От мамы иду через кладбище на мельницу, которой управляет Клавдия Михайловна: она подружилась с мамой, помогает нам продержаться, подбрасывая время от времени немного муки. У Клавдии Михайловны взрослая дочь и чудесная овчарка с именем, похожим на таинственный звук охотничьего рога – "Рум"; "Ру-у-ум, Ру-у-ум", – кричим мы вдвоем с Галочкой, черноволосой девочкой, которая живет по соседству с мельницей: с ней мы "крутим любовь", обнимаемся и целуемся, прячась в кустах, куда и прибегает огромный Рум, добродушно обнюхивает нас; уже к вечеру, когда появляются звезды, я отправляюсь домой, опять через кладбище (это единственный путь в село), иду среди могил уже в темноте, не испытывая никакого страха, вижу выходящего из-за кустов мужчину: он приближается, идет рядом со мной, спрашивает, как меня зовут, есть ли у меня родители, я простодушно и с готовностью отвечаю, я чересчур голоден и равнодушен, дитя, заброшенное в гибель войны и пересекающее ночное кладбище с могилой отца, чтоб испугаться этого мужика, вероятно, дезертира, который шкурой чувствует, что среди мертвых наиболее безопасно скрываться от живых (гораздо позднее всплывает в памяти эта ночь, окрашенная романтикой детства и страхом взрослого); недалеко от церкви он сворачивает на боковую тропинку, исчезает…
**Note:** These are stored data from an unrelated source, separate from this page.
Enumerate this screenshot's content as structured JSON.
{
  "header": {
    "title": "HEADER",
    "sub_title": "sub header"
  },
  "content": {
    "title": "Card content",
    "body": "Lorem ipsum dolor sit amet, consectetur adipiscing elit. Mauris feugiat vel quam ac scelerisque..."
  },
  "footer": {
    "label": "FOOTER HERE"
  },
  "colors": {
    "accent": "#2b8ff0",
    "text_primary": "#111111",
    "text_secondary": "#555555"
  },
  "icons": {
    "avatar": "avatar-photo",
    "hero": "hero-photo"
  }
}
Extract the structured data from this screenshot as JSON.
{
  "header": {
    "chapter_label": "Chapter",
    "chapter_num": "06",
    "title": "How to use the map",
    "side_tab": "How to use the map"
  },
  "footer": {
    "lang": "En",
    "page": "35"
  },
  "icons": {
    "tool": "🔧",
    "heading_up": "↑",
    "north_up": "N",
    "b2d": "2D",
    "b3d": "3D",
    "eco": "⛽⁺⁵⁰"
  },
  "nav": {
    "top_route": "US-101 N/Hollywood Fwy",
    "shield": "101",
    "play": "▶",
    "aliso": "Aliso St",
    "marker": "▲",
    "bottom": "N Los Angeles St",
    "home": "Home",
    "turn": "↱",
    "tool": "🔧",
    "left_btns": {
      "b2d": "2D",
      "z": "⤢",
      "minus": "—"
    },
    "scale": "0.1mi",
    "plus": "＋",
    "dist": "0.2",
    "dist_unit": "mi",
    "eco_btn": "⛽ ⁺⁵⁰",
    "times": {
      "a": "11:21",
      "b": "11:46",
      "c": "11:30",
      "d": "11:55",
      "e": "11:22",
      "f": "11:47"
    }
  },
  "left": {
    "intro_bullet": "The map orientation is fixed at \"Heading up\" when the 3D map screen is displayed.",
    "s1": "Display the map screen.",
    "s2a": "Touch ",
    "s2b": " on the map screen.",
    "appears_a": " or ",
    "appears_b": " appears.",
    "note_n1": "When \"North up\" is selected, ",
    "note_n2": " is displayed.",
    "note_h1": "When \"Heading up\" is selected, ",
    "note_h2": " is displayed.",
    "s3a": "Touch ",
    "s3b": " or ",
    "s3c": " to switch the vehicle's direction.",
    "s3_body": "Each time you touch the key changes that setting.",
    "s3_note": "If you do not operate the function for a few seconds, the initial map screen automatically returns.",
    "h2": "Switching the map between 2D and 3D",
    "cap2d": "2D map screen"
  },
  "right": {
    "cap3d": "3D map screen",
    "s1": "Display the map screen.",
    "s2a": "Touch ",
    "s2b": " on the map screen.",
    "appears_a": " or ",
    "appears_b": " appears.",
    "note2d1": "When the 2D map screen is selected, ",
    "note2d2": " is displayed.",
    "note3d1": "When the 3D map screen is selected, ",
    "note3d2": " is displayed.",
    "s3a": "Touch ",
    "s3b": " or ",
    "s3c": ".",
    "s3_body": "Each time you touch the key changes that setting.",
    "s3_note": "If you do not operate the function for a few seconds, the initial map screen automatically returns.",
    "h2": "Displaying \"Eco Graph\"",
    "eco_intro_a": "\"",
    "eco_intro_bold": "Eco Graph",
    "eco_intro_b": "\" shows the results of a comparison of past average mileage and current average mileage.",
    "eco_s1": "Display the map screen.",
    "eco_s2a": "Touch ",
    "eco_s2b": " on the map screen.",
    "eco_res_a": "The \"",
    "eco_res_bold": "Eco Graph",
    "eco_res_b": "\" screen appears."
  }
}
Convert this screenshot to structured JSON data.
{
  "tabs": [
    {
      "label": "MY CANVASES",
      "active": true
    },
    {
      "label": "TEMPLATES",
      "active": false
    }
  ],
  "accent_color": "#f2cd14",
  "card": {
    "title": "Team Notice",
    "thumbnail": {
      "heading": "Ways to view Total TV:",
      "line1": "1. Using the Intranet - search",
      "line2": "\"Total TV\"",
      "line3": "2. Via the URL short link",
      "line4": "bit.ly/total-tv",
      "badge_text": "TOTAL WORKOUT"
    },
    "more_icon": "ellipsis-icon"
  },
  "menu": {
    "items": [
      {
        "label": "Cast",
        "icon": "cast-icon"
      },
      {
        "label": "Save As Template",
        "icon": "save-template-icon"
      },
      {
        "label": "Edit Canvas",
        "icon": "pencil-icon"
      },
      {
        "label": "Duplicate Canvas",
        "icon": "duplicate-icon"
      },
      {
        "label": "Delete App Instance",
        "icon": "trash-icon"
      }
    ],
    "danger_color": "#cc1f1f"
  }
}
Осень и зима сорок четвертого врезаны в память энергичной фигурой мамы в телогрейке, шали. Ее легкие крепкие руки, снуют над ткацким станком, а затем волокут за бечевку прямо в кабинет председателя сельсовета остервенело упирающегося бычка нашего соседа, толстомордого кладовщика: бычок объедает скудные яблочки на единственном в нашем дворике кургузом деревце; обалдевший председатель, с которым у мамы давние счеты, молча выслушивает гневные речи жены фронтовика о соседе-ворюге, наевшем брюхо за наш счет, которому все не хватает, еще и бычка отпускает объедать единственное дерево, с которого можно сорвать пару мелких "райских" яблочек для голодного ребенка.
Однажды она целый день пропадает у Клавдии Михайловны, помогая той готовить, кажется, к именинам дочери; перемалывая на мясорубке мясо, она непроизвольным движением изголодавшегося человека бросает в рот недомолотые кусочки сырой грудинки, и к ночи, когда мы уже собираемся спать, ее схватывают страшные конвульсивные боли в области живота; побелевшую, в поту, ее всю выворачивает на постели, я забиваюсь в угол, кусая губы от беспомощности, чтобы не завыть, только бабушка не теряет присутствия духа, первым делом зная, что если с мамой что-нибудь случится, нам обоим конец, компрессами, промывкой она выхаживает маму, и та к утру засыпает обессиленным, но уже спокойным сном.